From: Dave Martin <Dave.Martin@arm.com>
To: "Moger, Babu" <bmoger@amd.com>
Cc: Babu Moger <babu.moger@amd.com>,
corbet@lwn.net, reinette.chatre@intel.com, tglx@linutronix.de,
mingo@redhat.com, bp@alien8.de, dave.hansen@linux.intel.com,
tony.luck@intel.com, peternewman@google.com, x86@kernel.org,
hpa@zytor.com, paulmck@kernel.org, akpm@linux-foundation.org,
thuth@redhat.com, rostedt@goodmis.org,
xiongwei.song@windriver.com, pawan.kumar.gupta@linux.intel.com,
daniel.sneddon@linux.intel.com, jpoimboe@kernel.org,
perry.yuan@amd.com, sandipan.das@amd.com, kai.huang@intel.com,
xiaoyao.li@intel.com, seanjc@google.com, xin3.li@intel.com,
andrew.cooper3@citrix.com, ebiggers@google.com,
mario.limonciello@amd.com, james.morse@arm.com,
tan.shaopeng@fujitsu.com, linux-doc@vger.kernel.org,
linux-kernel@vger.kernel.org, maciej.wieczor-retman@intel.com,
eranian@google.com
Subject: Re: [PATCH v11 23/23] x86/resctrl: Introduce interface to modify assignment states of the groups
Date: Thu, 20 Feb 2025 15:21:33 +0000 [thread overview]

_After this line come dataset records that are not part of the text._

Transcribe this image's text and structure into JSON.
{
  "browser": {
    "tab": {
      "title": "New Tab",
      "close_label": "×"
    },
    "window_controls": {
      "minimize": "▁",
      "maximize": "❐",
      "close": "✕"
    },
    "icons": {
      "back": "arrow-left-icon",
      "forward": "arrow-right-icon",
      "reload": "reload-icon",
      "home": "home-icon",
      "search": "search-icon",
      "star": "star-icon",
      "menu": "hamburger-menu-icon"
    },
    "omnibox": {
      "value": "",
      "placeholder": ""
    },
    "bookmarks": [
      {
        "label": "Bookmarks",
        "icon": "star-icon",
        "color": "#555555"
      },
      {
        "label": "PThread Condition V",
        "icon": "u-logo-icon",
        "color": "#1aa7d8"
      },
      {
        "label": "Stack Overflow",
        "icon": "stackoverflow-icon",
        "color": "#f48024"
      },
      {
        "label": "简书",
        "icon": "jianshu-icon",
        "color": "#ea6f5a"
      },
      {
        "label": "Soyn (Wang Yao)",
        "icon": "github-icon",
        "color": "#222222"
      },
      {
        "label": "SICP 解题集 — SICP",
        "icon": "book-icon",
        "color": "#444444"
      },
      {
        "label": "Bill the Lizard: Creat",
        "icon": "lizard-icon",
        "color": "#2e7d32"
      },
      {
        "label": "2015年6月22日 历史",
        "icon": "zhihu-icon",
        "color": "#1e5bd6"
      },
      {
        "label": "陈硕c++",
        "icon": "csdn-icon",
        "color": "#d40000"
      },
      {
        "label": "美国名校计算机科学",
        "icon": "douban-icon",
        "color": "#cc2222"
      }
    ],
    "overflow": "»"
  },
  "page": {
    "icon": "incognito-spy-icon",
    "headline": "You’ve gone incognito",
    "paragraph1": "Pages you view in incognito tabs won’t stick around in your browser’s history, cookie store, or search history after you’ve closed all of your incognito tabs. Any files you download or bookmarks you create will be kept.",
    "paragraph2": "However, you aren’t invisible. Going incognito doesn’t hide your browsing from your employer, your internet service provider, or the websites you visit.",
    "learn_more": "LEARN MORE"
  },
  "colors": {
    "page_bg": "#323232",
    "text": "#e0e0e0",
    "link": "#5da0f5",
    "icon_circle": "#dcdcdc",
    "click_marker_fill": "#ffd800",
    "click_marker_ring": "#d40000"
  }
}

Message-ID: <Z7dIfWAk+f4Gc54X@e133380.arm.com> (raw)
In-Reply-To: <1ccb907b-e8c9-4997-bc45-4a457ee84494@amd.com>
Hi,
On Wed, Feb 19, 2025 at 06:34:42PM -0600, Moger, Babu wrote:
> Hi Dave,
>
> On 2/19/2025 10:07 AM, Dave Martin wrote:
> > Hi,
> >
> > On Wed, Jan 22, 2025 at 02:20:31PM -0600, Babu Moger wrote:
> > [...]
> >
> > > diff --git a/arch/x86/kernel/cpu/resctrl/rdtgroup.c b/arch/x86/kernel/cpu/resctrl/rdtgroup.c
> > > index 6e29827239e0..299839bcf23f 100644
> > > --- a/arch/x86/kernel/cpu/resctrl/rdtgroup.c
> > > +++ b/arch/x86/kernel/cpu/resctrl/rdtgroup.c
> > > @@ -1050,6 +1050,244 @@ static int resctrl_mbm_assign_control_show(struct kernfs_open_file *of,
> >
> > [...]
> >
> > > +static ssize_t resctrl_mbm_assign_control_write(struct kernfs_open_file *of,
> > > + char *buf, size_t nbytes, loff_t off)
> > > +{
[...]
> > > + while ((token = strsep(&buf, "\n")) != NULL) {
> > > + /*
> > > + * The write command follows the following format:
> > > + * “<CTRL_MON group>/<MON group>/<domain_id><opcode><flags>”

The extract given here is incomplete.